To make things even worse, there was no disclaimer suggesting that the video was misleading to viewers. The event now raises questions about Gemini’s readiness for public use.
Related Readings: Alphabet Shares Soar On The Back Of AI Model Gemini’s Arrival
Google Denies Any Wrongdoing and Claims the Video was Made to Inspire Developers
Google denied any wrongdoing regarding the matter and referred to an X post by Orio Vinyals, the VP of research and deep learning at Google Deepmind – the co-creators of Gemini, that said all the user prompts and outputs shown in the video are real but shortened for brevity.

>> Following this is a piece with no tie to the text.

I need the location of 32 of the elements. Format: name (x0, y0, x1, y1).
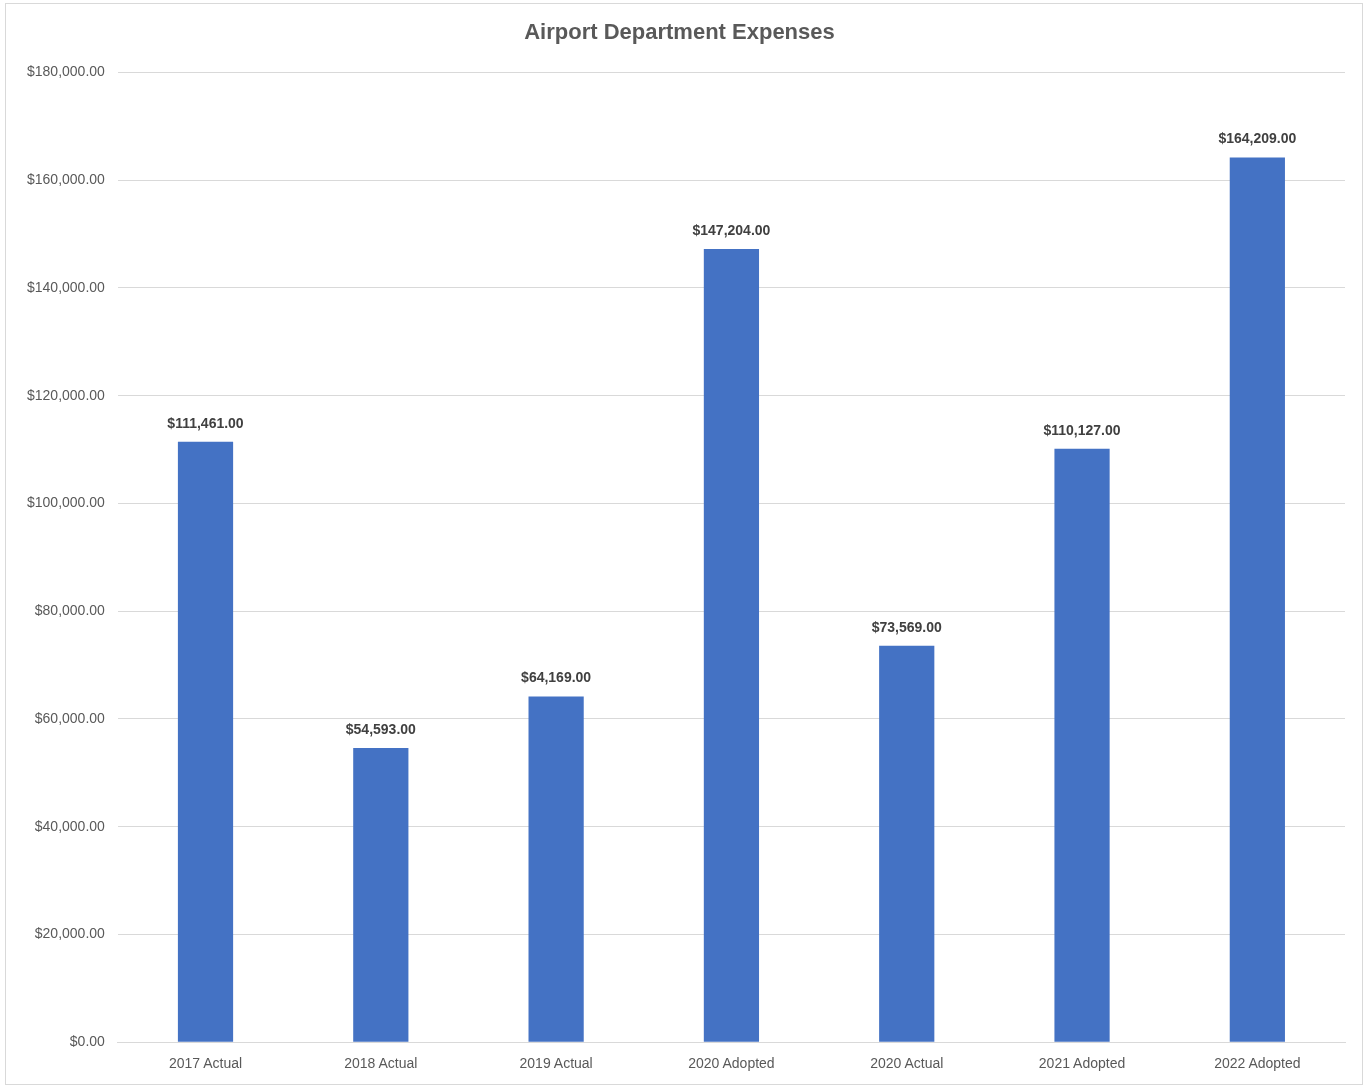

He added that the video shows what multimode user experiences “built with Gemini” could look like, suggesting it was made to “inspire developers”. Vinyals also noted that the team gave Gemini images and texts and asked it to respond by predicting what would happen next.
Is Gemini Ready To Compete Against OpenAI’s ChatGPT?
The Bloomberg op-ed said Google was simply showboating to mislead people about the fact that Gemini still lagged behind its arch-rival ChatGPT from OpenAI.
This is not the first time Google has duped video presentations. During the I/O 2018, the company showed a working demo of the Google Duplex – its AI voice assistant that mimics human voice and can make phone calls on the user’s behalf.
While presenting on stage, Alphabet and Google CEO Sundar Pichai used Duplex to make reservations at a salon and restaurant. The demo showed how seamless the model was but it raised further questions about its efficiency.
A few days after the I/O, it was found that the Duplex demo was staged as the calls were pre-recorded. At the event, Pichai implied that the calls were real and no Google representative had contacted the businesses beforehand to alert them about automated calls from an AI.
It is not out of line to edit demo videos, and a lot of brands do the same as it is needed to instill interest and excitement in a new product. But the problem here is that Google misled users by misrepresenting Gemini’s capabilities, which is a shame considering the hype and importance the model has for the industry.
The wisest thing for Google to have done is at least add a disclaimer stating how the video has been manipulated or allow journalists and developers to play with Gemini in a public beta to test out its so-called multimodal performance.